0

Why does NLTK's stemmers identify a different stem for Identification and Identifier? For Identification, both the Snowball and Porter stemmers return identif, but for Identifier, I get identifi. Are there any other stemmers that would be a bit more inclusive of different forms of words?

  • See https://stackoverflow.com/questions/17317418/stemmers-vs-lemmatizers/28954002 – alvas Jun 19 '18 at 16:19
  • Also, the output that a stemmer/lemmatizer should give is usually subjective w.r.t. to the task you're performing. In fact, if you use a proper wordnet lemmatizer, it'll recognize `indentifier` as a lemma and `indentification` as a different lemma because they appear in wordnet and are different synsets. – alvas Jun 19 '18 at 16:21

1 Answers1

0

The output that a stemmer/lemmatizer should give is usually subjective w.r.t. to the task you're performing. In fact, if you use a proper wordnet lemmatizer, it'll recognize identifier as a lemma and identification as a different lemma because they appear in wordnet and are different synsets.

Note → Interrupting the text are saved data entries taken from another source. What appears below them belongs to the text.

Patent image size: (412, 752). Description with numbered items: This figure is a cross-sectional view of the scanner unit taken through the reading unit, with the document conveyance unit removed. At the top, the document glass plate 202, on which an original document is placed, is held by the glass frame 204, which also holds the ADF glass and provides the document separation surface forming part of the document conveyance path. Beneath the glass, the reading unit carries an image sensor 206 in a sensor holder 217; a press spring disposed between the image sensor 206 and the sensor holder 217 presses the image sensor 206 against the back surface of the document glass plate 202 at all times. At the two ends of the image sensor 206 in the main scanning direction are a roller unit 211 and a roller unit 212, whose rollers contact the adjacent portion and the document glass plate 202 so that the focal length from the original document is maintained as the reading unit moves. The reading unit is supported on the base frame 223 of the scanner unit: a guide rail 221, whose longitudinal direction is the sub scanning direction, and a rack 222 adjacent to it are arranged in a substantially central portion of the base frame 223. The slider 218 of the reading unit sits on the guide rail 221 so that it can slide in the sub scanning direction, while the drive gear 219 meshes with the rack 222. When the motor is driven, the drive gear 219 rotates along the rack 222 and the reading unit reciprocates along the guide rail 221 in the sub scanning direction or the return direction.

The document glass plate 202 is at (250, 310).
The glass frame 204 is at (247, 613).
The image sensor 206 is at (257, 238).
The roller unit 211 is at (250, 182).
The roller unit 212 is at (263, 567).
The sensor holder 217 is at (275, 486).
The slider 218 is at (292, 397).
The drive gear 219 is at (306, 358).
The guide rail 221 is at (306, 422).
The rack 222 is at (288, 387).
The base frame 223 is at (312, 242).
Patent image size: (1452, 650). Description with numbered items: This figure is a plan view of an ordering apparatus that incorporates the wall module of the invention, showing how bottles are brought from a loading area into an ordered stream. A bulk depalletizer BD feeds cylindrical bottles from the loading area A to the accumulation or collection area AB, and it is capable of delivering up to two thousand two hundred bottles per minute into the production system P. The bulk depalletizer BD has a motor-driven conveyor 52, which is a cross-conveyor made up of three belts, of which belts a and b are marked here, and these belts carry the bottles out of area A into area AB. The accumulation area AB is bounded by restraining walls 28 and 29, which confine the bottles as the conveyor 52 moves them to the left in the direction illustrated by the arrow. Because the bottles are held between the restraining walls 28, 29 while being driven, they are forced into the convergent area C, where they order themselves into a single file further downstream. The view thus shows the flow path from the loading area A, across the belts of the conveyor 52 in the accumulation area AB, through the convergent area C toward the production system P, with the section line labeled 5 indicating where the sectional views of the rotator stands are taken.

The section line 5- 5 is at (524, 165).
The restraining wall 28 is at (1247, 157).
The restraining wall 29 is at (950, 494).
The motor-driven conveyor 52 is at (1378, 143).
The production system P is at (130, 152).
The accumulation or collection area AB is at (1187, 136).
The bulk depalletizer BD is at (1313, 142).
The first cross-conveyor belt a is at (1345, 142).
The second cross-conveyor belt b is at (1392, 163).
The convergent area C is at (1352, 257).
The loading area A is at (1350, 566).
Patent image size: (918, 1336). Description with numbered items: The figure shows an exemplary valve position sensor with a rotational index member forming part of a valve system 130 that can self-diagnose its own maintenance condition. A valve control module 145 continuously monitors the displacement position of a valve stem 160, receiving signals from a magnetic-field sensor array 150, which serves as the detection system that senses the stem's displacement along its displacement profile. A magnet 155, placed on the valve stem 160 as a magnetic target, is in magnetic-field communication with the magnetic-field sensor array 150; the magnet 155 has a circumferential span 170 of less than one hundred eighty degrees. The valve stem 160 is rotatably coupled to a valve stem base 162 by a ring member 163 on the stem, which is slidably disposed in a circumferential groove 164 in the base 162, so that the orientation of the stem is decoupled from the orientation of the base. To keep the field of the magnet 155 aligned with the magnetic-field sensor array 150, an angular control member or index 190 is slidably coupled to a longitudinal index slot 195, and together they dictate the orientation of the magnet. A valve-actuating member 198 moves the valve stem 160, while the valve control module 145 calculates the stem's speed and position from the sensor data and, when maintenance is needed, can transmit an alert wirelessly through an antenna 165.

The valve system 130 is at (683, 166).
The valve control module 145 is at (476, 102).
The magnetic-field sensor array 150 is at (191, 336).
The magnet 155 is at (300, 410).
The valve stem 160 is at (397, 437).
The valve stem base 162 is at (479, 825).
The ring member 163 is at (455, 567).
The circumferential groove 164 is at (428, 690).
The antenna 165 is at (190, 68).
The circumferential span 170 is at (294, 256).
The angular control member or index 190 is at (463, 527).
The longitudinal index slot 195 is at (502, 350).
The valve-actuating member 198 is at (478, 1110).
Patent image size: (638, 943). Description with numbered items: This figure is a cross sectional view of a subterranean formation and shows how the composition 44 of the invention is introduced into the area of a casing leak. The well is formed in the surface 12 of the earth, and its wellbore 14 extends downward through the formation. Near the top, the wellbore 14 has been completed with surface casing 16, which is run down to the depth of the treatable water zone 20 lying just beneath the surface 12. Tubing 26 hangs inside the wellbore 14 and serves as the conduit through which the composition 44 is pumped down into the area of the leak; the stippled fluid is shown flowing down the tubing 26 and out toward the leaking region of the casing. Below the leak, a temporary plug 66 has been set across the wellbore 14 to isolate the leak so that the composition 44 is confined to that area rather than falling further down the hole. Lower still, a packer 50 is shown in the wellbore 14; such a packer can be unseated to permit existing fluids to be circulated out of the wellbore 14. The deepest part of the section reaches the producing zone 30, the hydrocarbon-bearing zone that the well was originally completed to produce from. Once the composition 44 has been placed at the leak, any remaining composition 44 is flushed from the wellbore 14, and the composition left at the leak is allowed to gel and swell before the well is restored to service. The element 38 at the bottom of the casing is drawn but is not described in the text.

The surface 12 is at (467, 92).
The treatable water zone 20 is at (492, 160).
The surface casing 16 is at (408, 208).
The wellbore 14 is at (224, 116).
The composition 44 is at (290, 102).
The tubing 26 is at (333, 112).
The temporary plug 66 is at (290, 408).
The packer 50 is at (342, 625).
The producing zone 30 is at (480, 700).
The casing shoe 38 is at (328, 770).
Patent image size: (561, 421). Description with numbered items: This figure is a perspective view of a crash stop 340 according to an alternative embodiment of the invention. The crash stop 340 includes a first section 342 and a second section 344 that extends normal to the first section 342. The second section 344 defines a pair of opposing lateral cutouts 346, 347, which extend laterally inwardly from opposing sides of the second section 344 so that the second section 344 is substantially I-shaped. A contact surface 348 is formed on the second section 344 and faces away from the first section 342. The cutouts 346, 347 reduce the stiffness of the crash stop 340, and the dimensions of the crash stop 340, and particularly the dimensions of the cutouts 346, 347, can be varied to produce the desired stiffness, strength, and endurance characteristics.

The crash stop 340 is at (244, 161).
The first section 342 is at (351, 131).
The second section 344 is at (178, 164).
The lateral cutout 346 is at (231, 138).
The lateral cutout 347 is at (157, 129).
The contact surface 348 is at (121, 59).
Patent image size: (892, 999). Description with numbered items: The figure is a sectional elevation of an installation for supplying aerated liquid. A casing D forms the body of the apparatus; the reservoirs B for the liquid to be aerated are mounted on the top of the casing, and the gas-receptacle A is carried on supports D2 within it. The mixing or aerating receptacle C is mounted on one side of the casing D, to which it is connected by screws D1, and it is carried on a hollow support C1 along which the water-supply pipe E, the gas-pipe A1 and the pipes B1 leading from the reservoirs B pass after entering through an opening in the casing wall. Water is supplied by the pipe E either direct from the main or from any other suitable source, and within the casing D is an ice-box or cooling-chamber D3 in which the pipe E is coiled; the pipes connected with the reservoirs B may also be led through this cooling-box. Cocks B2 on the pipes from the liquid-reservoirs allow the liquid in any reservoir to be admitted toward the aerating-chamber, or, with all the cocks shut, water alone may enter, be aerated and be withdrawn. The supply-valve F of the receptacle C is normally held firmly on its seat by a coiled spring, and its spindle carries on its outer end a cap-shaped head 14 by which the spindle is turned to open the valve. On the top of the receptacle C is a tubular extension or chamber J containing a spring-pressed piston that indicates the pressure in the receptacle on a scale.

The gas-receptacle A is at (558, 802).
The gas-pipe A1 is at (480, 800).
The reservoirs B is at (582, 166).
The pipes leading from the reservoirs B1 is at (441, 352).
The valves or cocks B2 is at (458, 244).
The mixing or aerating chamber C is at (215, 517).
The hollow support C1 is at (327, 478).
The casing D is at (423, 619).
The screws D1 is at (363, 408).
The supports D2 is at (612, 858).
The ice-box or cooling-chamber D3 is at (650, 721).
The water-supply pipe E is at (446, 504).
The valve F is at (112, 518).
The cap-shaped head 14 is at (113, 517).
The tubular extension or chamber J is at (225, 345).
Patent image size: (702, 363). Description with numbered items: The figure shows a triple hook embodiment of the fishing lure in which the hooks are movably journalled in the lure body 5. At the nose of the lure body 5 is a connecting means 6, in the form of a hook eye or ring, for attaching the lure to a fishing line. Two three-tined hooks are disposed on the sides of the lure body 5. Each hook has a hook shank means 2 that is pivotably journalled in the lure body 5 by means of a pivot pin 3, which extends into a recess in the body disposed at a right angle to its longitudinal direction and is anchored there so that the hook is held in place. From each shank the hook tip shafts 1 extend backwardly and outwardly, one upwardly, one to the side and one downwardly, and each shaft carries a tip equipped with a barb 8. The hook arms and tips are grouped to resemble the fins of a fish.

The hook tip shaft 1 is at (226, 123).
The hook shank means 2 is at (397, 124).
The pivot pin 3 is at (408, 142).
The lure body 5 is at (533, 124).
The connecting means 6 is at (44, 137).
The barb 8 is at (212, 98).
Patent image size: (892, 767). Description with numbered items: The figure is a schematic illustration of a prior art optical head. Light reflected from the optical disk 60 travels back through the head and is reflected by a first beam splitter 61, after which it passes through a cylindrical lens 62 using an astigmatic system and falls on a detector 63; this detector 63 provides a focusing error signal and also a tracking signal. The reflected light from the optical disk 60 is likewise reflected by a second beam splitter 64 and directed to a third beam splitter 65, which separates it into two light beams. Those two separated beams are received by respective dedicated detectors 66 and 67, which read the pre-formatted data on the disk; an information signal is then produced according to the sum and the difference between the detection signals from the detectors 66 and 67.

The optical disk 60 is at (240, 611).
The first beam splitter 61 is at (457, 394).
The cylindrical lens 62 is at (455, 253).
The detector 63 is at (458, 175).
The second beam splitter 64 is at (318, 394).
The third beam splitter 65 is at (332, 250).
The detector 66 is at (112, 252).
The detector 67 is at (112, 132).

>>> from nltk.stem import WordNetLemmatizer
>>> from nltk.corpus import wordnet as wn

>>> wnl = WordNetLemmatizer()


>>> wnl.lemmatize('identifier')
'identifier'
>>> wnl.lemmatize('identification')
'identification'

>>> wn.synsets('identification')
[Synset('designation.n.03'), Synset('identification.n.02'), Synset('identification.n.03'), Synset('recognition.n.02'), Synset('identification.n.05')]

>>> wn.synsets('identifier')
[Synset('identifier.n.01')]

The questions to ask are:

  • What are you going to use the stems/lemmas for? Which task?

  • Do you have an inventory of senses/concept with the lemmas that you should follow in your task?

  • What is your expected behavior for the stemmer/lemmatizer and why do you think it is so? Would it really matter if stemming or lemmatization is an intermediate task?

alvas
  • 115,346
  • 109
  • 446
  • 738